Efficacy of Aerial Bracken Spraying
Although Asulox is a fairly benign agro-chemical, we find that we generally achieve a 95-98% bracken kill rate (the chemical is also very target specific). Nevertheless, the bracken does tend to start making a comeback within 5 – 10 years; however, there are a number of measures clients can deploy to significantly increase the longevity of the clearance and these include:-
Prior to the year of the Spray Operation
- Destruction of the dead bracken brash that has built up over the years by burning if possible and safe, or by physical means (e.g. deployment of ‘jungle buster’ type machinery, or strimming, or heavy /mob stocking of the area before bringing stock off the hill for Winter; a week or so should be sufficient, particularly if good quality hay bale segments could be distributed to encourage foraging and trampling). Note:- burning is best option; this will return nutrients quickly to the soil, will destroy most of the harboured sheep ticks and will encourage grasses and other desirable species to re-establish more quickly. All the above methods of brash destruction need to be carried out between the October and February before the Summer of the spray operation itself.
Further Measures After Spraying
- Elimination of any bracken plants that might have survived the initial spraying as seen in the following year by either:-
- Rolling, cutting or whipping off with sticks whilst still in the crozier (Fiddle Head) stage and just as the fronds are beginning to unfurl or, alternatively, a further period of mob stocking could be implemented as stock go back up onto the hill; again with good quality hay bale sections scattered in the bracken area or:-
- Surviving bracken shoots could be left until they have reached full frond stage, then spot sprayed by knapsack or single shot applicator.
- Maintenance of an adequate stocking rate.
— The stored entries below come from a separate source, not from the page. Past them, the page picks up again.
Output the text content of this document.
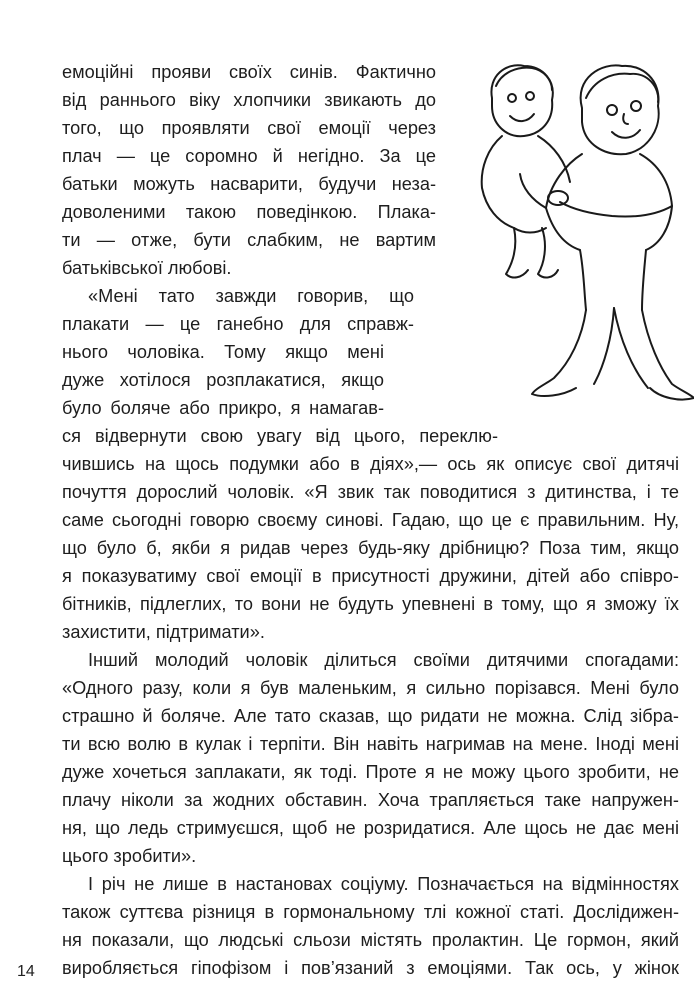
емоційні прояви своїх синів. Фактично
від раннього віку хлопчики звикають до
того, що проявляти свої емоції через
плач — це соромно й негідно. За це
батьки можуть насварити, будучи неза-
доволеними такою поведінкою. Плака-
ти — отже, бути слабким, не вартим
батьківської любові.
«Мені тато завжди говорив, що
плакати — це ганебно для справж-
нього чоловіка. Тому якщо мені
дуже хотілося розплакатися, якщо
було боляче або прикро, я намагав-
ся відвернути свою увагу від цього, переклю-
чившись на щось подумки або в діях»,— ось як описує свої дитячі
почуття дорослий чоловік. «Я звик так поводитися з дитинства, і те
саме сьогодні говорю своєму синові. Гадаю, що це є правильним. Ну,
що було б, якби я ридав через будь-яку дрібницю? Поза тим, якщо
я показуватиму свої емоції в присутності дружини, дітей або співро-
бітників, підлеглих, то вони не будуть упевнені в тому, що я зможу їх
захистити, підтримати».
Інший молодий чоловік ділиться своїми дитячими спогадами:
«Одного разу, коли я був маленьким, я сильно порізався. Мені було
страшно й боляче. Але тато сказав, що ридати не можна. Слід зібра-
ти всю волю в кулак і терпіти. Він навіть нагримав на мене. Іноді мені
дуже хочеться заплакати, як тоді. Проте я не можу цього зробити, не
плачу ніколи за жодних обставин. Хоча трапляється таке напружен-
ня, що ледь стримуєшся, щоб не розридатися. Але щось не дає мені
цього зробити».
І річ не лише в настановах соціуму. Позначається на відмінностях
також суттєва різниця в гормональному тлі кожної статі. Дослідижен-
ня показали, що людські сльози містять пролактин. Це гормон, який
виробляється гіпофізом і пов’язаний з емоціями. Так ось, у жінок
14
Bracken only grows well on good soils and anecdotal evidence suggests that such ground would, once the grasses have fully re-established, benefit from stocking levels of around 0.5 livestock units per hectare and that anything much less than this would tend to encourage invasion by unwanted vegetation, particularly bracken.
- Hand fiddling of grass seed and a little high phosphate fertiliser (to stimulate root growth) would also be highly beneficial should there be people available (and willing) to undertake this somewhat arduous task! However, it should be noted that whilst the bracken spraying operation itself is not subject to Environment Impact Assessment rulings, application of seed/fertiliser in conjunction with the spraying may well be, and clients should then consult their local NE or NRW office to discuss possible EIA screening requirements should this extra work be contemplated.
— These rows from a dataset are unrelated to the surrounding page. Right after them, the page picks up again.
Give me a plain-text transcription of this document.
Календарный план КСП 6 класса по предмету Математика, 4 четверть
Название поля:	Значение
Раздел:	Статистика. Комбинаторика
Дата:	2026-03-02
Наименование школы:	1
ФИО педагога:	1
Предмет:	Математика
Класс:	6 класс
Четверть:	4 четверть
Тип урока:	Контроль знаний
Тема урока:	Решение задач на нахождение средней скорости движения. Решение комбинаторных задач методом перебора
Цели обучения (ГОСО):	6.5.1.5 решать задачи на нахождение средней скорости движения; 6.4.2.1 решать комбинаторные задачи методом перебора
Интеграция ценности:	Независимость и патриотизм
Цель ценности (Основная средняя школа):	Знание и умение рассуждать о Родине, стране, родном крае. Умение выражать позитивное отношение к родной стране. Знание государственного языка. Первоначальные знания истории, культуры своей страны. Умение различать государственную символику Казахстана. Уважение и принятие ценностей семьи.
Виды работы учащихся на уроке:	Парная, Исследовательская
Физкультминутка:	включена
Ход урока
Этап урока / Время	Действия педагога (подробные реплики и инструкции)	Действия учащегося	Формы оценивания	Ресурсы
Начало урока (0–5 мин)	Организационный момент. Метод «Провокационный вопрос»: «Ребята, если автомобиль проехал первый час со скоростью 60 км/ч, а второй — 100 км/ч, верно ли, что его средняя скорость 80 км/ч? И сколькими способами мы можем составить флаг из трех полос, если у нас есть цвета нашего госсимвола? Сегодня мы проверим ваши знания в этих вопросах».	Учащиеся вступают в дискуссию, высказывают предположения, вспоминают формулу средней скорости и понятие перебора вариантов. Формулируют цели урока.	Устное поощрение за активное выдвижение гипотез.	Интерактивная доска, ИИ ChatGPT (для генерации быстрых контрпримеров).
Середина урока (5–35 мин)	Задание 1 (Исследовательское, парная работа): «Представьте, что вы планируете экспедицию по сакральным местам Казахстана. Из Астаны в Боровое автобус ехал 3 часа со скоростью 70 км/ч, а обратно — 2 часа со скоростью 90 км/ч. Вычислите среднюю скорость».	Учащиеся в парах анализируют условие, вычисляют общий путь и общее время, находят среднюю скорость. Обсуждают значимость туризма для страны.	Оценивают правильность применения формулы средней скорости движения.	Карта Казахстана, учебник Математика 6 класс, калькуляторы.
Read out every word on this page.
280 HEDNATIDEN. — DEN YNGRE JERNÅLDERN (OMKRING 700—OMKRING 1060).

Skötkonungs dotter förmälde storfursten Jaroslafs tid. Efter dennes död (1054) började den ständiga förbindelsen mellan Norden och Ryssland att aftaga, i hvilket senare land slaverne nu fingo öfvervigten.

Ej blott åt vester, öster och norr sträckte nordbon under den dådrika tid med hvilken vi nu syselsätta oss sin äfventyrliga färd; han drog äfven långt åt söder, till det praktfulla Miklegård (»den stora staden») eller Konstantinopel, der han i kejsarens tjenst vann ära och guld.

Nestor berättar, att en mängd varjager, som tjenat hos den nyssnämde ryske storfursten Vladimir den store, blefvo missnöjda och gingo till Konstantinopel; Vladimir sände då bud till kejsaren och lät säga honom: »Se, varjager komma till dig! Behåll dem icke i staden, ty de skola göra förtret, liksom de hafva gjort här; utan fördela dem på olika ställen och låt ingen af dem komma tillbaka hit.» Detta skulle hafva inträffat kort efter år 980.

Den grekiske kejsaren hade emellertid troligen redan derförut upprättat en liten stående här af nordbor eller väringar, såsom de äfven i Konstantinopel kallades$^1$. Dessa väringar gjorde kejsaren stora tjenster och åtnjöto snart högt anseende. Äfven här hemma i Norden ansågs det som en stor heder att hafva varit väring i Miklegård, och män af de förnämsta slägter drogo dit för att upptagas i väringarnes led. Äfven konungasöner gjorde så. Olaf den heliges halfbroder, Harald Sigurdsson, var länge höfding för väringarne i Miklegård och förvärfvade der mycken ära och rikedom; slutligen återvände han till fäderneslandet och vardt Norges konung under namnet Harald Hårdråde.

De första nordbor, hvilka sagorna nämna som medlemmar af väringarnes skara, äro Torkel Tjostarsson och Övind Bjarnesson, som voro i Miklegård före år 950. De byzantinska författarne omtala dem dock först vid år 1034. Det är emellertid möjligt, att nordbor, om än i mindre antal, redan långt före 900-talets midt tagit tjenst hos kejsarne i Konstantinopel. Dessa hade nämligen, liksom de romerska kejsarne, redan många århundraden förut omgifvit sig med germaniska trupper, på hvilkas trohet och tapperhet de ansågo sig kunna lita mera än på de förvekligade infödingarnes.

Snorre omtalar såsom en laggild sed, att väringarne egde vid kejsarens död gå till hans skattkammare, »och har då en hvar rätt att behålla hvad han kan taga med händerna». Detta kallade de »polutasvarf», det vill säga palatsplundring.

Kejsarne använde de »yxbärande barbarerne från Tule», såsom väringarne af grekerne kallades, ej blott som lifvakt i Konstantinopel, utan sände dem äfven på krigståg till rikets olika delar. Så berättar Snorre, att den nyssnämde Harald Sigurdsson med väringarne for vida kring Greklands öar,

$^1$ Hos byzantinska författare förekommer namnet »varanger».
Just to recap, timeliness of ordering is “of the essence”. This and strategy planning may be aided by the breathing space offered in these now long dark evenings! Our Permit application procedure is, as mentioned, a potential bottle neck, particularly when SSSIs/NNRs/SACs etc lie within 150 metres of target bracken.
I hope all this will be of help and I once again express our thanks to those who have supported us in the past, and a warm welcome to those who have not used our service before but hope to do so in 2017. We will continue to use our best endeavours for all of you.